Here are some cures for Projector Malitia (Projector
Badness):
- Buy your own projector.
While (potentially) expensive, you will have control over your
situation, at least for face-to-face demo meetings. You’ll be able to pre-prepare your laptop
screen resolution and know exactly what will be visible and how to find/work
with the limitations of your specific projector. Consider:
if you are selling software that runs $100K’s for each deal, don’t you
want your software to display as beautifully as possible in a demo
meeting? If you can’t do this, then…
- Test your laptop with the projectors found in a pile of
conferences rooms. Go around your own
organization and practice connecting your laptop to projectors in various
meeting rooms. Note what happens and
generate a plan for the typical environment – and the worst environment. Then go around a second time to test and make
sure your typical and worst-case plans work!
- Now, generate a font-size eye chart. Use PowerPoint, for example, and type a short
sentence or word phrase (no longer than 1 line) into the content portion of the
slide. Choose a fairly large font size
for this line. Then copy and paste it
below your first version and reduce the font by 1-2 points. Repeat several times. Connect to the projector, go into Slide Show
mode, move to the back of the room and see which line you can read comfortably
– that’s your minimum font size for that room/projector combination!

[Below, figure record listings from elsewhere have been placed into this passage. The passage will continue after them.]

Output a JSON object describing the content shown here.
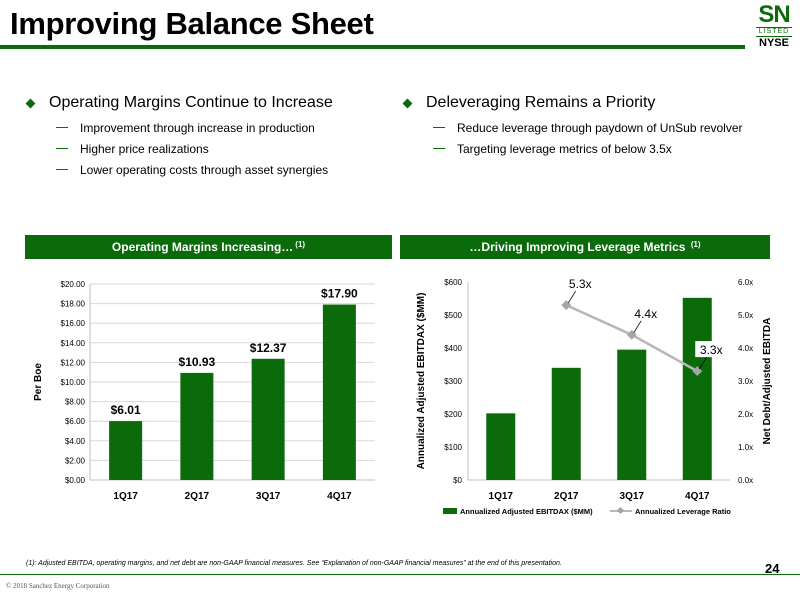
{
  "header": {
    "title": "Improving Balance Sheet",
    "logo": {
      "text": "SN",
      "listed": "LISTED",
      "exchange": "NYSE"
    }
  },
  "left_section": {
    "heading": "Operating Margins Continue to Increase",
    "points": [
      "Improvement through increase in production",
      "Higher price realizations",
      "Lower operating costs through asset synergies"
    ]
  },
  "right_section": {
    "heading": "Deleveraging Remains a Priority",
    "points": [
      "Reduce leverage through paydown of UnSub revolver",
      "Targeting leverage metrics of below 3.5x"
    ]
  },
  "banners": {
    "left": {
      "text": "Operating Margins Increasing…",
      "sup": "(1)"
    },
    "right": {
      "text": "…Driving Improving Leverage Metrics",
      "sup": "(1)"
    }
  },
  "colors": {
    "accent": "#0b6b0b",
    "bar": "#0b6b0b",
    "line": "#b7b7b7"
  },
  "chart_data": [
    {
      "type": "bar",
      "categories": [
        "1Q17",
        "2Q17",
        "3Q17",
        "4Q17"
      ],
      "values": [
        6.01,
        10.93,
        12.37,
        17.9
      ],
      "data_labels": [
        "$6.01",
        "$10.93",
        "$12.37",
        "$17.90"
      ],
      "ylabel": "Per Boe",
      "ylim": [
        0,
        20
      ],
      "yticks": [
        "$0.00",
        "$2.00",
        "$4.00",
        "$6.00",
        "$8.00",
        "$10.00",
        "$12.00",
        "$14.00",
        "$16.00",
        "$18.00",
        "$20.00"
      ],
      "grid": true
    },
    {
      "type": "bar",
      "categories": [
        "1Q17",
        "2Q17",
        "3Q17",
        "4Q17"
      ],
      "series": [
        {
          "name": "Annualized Adjusted EBITDAX ($MM)",
          "type": "bar",
          "axis": "left",
          "values": [
            202,
            340,
            395,
            552
          ]
        },
        {
          "name": "Annualized Leverage Ratio",
          "type": "line",
          "axis": "right",
          "values": [
            null,
            5.3,
            4.4,
            3.3
          ],
          "data_labels": [
            "",
            "5.3x",
            "4.4x",
            "3.3x"
          ]
        }
      ],
      "ylabel": "Annualized Adjusted EBITDAX ($MM)",
      "ylim": [
        0,
        600
      ],
      "yticks": [
        "$0",
        "$100",
        "$200",
        "$300",
        "$400",
        "$500",
        "$600"
      ],
      "y2label": "Net Debt/Adjusted EBITDA",
      "y2lim": [
        0,
        6
      ],
      "y2ticks": [
        "0.0x",
        "1.0x",
        "2.0x",
        "3.0x",
        "4.0x",
        "5.0x",
        "6.0x"
      ],
      "legend": "bottom",
      "grid": false
    }
  ],
  "footer": {
    "footnote": "(1):  Adjusted EBITDA, operating margins, and net debt are non-GAAP financial measures.  See “Explanation of non-GAAP financial measures” at the end of this presentation.",
    "copyright": "© 2018 Sanchez Energy Corporation",
    "page": "24"
  }
}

- Next, practice presenting portions of your demos with the
reduced resolution. Connect to a range
of projectors and practice finding commands and screen locations that would
normally be “right there”, but now need to be accessed via scroll bars (so much
more fun when operating in VM’s…).
Contemplate adjusting your laptop screen resolution to find a best fit
or sadly-happy medium.
- Turn off Presenter View in PowerPoint. I can’t tell you how many times I watch
presenters go into Slide Show mode and then cannot get the presentation to
display through the projector – or they “Escape” out of Slide Show mode and
suddenly can’t seem to display their normal, working desktop and only see a “sanitized”
desktop. The more recent versions of
PowerPoint offer a sophisticated (?) “Presenter View” that can be confusing –
and the default, as installed, is to have it “on”. A solution?
Turn it off…! (Go to the Slide
Show tab, uncheck the “Use Presenter View” checkbox). Now Slide Show mode should operate in the
simpler, (hopefully) more predictable manner.
Hope these ideas help – any others to suggest?